Kuvvetler ayrılığı prensibinin önemini  Montesquieu asırlar öncesinden dile getirerek demokrasinin temellerini sağlamlaştırıyor. Basın –yayın dördüncü güç olarak iktidar ve muhalefetin çalışmaları objektif kriterlerle halka yansıtma, eleştir ve desteklerle ufkunu açmada yardımcı güç oluyor.

 

Yasama yürütme ve yargının mükemmel bir müzik melodisi gibi uyum içinde görev sınır ve sorumluluklarıyla toplumsal düzeni, ahengi ideal hale getirme çabası içinde olmalarına çaba sarf etmesi ayrı güç katıyor.

 

Demokrasi; toplumsal katmanların, alt grupların, inanç öbeklerinin, ayrılıkçı marjinallerin hukuku değil asırların birikimi, devamlılığı sonucunda oluşan toplumların en üst aşaması olan ve bütün katmanları kapsayan, bütünleştiren arkaik kuralları yazılı hukuka eviren millet hukukuna geçişin adıdır.

 

Demokrasi kişilere, gruplara, ayrılıkçılara ve rant çevrelerine göre tasarlanan imtiyazlıların kuralları değil toplumsal vicdanın, ahlakın, özünü benimsemiş, kapsayıcı, objektif ölçütlerle desteklenen çokluk içinde birliği, kesret içinde vahdeti sağlayan anlayışın adıdır.  

Farklı melodilerin ahenkli sesi olan demokrasi, tek ses haline getirilmeye başlanırsa varılan sonuç demokrasi olmaktan çıkar.

Demokrasi; çok partili parlamenter sistem, başkanlık ya da yarı başkanlık gibi sistemlerle vücut bulur. Sistemin şekli ne olursa olsun millet iradesi ve siyasal partilerin varlığı, demokrasinin vazgeçilmez unsurlarıdır.

Demokrasi bir kültürdür. Demokrasi kültürü sadece sandıkta değil parti içi, yasama ve yürütme organlarında da uygulandığı ölüde de anlam kazanır. Tek kişi ya da bir grubun egemen olduğu parti veya hükümet ile yapılan faaliyetler, icraatlar demokrasi değil oligarşi ya da otokrasi olarak adlandırılır. Böylesi anlayışları tarikat ya da cemaat şeklinde değerlendirirsek özgürlük açısından fazla da farkları yoktur.

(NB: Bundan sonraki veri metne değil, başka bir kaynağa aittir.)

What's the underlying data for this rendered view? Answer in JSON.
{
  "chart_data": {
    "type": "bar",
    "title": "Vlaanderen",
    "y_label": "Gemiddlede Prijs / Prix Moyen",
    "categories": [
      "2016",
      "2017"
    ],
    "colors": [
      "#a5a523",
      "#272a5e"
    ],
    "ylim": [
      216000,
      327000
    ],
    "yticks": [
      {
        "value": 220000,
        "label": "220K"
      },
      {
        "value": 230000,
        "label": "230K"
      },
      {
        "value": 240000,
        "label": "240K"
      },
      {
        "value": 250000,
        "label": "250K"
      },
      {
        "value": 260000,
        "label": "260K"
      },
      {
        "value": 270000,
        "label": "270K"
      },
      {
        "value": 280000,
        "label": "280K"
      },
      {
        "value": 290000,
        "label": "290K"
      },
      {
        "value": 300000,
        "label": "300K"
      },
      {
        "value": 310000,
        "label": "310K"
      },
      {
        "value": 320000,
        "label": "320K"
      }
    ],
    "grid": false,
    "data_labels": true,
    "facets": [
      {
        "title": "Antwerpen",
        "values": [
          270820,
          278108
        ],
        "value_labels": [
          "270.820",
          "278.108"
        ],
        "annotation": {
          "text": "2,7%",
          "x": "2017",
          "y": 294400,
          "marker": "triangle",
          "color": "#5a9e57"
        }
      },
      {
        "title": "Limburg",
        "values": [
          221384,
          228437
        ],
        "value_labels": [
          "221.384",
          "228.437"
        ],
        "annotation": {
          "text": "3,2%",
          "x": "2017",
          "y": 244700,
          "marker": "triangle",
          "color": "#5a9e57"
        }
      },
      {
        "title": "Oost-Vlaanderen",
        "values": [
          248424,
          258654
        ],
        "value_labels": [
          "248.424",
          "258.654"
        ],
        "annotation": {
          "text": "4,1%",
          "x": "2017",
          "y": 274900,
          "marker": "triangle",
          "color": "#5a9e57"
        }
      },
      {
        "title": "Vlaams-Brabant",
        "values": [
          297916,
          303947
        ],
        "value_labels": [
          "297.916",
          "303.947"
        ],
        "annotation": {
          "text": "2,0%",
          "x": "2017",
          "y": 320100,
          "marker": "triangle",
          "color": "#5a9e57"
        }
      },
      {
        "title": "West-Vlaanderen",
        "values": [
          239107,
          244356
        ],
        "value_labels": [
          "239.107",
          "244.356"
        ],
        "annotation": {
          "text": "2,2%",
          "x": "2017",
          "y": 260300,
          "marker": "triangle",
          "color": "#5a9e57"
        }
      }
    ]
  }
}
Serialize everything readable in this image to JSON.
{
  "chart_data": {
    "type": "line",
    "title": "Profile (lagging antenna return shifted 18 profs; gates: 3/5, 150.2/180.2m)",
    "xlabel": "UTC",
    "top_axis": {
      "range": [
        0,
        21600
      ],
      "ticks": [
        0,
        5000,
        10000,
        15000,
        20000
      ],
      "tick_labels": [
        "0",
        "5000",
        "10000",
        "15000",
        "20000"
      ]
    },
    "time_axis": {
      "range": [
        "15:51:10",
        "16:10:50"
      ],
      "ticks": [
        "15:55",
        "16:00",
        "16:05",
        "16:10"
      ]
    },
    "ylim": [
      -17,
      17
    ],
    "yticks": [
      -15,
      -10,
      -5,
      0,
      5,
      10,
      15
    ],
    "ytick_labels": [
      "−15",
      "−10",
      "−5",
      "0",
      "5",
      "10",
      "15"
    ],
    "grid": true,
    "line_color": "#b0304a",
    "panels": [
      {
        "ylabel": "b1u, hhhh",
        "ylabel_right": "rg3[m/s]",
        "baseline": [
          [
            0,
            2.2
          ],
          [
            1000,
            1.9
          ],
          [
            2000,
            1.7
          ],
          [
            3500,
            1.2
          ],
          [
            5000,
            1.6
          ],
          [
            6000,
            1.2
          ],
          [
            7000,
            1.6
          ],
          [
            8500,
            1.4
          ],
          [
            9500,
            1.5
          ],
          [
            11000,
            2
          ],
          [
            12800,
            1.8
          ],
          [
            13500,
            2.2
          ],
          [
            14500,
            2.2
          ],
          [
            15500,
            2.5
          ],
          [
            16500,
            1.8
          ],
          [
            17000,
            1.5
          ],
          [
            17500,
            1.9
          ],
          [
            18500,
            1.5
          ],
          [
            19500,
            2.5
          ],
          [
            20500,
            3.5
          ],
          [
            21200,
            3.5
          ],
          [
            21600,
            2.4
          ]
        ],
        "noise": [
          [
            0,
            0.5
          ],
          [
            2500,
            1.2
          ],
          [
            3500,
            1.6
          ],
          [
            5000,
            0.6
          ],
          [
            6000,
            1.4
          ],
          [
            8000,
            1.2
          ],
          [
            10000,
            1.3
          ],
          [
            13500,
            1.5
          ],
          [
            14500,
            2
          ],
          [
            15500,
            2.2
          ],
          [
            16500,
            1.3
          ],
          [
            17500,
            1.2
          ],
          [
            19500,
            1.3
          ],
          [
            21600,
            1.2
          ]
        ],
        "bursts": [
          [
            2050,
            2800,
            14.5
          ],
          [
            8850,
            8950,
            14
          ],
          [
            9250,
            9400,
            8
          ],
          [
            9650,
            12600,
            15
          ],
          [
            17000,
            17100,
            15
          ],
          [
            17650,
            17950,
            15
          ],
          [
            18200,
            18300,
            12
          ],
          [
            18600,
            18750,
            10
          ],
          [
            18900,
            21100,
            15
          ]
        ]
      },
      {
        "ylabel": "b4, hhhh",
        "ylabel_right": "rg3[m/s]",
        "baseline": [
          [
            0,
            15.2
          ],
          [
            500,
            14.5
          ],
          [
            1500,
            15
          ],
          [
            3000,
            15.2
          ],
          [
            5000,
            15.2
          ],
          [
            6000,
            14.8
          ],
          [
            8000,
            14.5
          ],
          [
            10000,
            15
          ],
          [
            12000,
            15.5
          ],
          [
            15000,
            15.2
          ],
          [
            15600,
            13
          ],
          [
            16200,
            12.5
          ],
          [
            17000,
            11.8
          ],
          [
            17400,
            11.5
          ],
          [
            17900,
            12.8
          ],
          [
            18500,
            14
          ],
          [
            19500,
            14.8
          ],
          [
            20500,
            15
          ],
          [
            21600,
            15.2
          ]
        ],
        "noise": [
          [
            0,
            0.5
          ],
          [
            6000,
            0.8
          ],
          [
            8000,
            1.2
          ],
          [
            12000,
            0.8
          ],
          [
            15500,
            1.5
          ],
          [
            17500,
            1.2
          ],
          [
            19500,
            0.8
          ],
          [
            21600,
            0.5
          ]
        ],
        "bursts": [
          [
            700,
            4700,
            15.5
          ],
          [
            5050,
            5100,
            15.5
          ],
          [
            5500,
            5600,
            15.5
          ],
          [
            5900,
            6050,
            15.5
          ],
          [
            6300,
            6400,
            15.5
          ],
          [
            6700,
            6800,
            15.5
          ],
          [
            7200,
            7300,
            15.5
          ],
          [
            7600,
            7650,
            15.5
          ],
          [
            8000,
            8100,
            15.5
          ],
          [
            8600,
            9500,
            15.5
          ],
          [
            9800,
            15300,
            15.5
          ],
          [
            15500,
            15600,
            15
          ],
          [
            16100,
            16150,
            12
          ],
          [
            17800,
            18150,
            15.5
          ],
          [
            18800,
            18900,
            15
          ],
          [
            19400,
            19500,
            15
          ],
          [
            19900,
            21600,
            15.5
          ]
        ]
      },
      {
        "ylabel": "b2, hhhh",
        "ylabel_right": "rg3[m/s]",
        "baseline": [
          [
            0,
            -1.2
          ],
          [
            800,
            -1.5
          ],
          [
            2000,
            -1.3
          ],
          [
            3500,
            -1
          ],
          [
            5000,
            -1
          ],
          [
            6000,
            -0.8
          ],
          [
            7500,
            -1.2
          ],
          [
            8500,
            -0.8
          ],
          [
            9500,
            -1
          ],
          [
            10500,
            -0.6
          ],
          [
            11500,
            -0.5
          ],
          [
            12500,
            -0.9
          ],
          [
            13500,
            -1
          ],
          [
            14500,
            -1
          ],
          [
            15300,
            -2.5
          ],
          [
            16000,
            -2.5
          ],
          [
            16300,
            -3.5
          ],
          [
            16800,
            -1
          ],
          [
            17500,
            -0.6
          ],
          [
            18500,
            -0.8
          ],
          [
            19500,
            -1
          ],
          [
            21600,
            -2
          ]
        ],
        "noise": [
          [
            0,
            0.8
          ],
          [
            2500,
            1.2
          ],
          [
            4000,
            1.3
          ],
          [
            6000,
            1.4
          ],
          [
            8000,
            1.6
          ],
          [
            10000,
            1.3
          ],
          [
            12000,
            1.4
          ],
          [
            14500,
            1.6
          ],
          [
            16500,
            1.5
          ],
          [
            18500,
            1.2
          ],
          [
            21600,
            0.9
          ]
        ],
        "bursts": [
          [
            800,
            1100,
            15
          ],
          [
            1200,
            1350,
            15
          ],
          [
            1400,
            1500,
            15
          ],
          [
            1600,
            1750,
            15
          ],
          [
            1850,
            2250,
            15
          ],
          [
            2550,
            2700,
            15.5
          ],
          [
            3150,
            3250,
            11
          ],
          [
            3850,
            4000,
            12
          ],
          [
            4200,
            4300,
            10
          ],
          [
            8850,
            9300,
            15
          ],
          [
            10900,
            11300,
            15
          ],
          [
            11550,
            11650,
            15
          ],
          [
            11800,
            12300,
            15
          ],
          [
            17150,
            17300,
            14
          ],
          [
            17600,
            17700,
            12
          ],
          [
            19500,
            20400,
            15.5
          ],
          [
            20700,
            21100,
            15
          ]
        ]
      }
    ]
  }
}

Ülkemiz demokrasi konusunda adeta zihni travma yaşamaktadır. Her alanda kişiler, yâda belirli zümreler kutsanarak özgürlük ve haklar gasp edilmiştir. Oysa demokrasilerde şeffaflık ve hesap verebilirlik vardır. Bizimkiler(!) hep gri alanlar bırakarak kitlelerinden biat etmelerini isterler, bunu yaparken ya parti içi uyum adına ya da liderin mutlaka bir bildiği vardır gibi içi boş hikmetli sözlerine kulak vermeleri istenir.

Basınımız evlere şenlik siyasal bağı olan kuruluşa karşı militanca yaklaşımlarla kitleleri algı dönüşümüne hazırlar. Yasama güçlünün istekleri doğrultusunda “mevsimlik” yaslarla iktidarını pekiştirme derdine düşer. Yürütme millet adına yetkiyi alır zümresine kucağını açar.

Sonuç olarak ister hükümet ister muhalefet ya da sivil toplum örgütleri olsun bu kuruluşlara demokratik kültürü kazandırmadan demokrasi adına otokrasi oyununu oynamaya devam edeceğiz.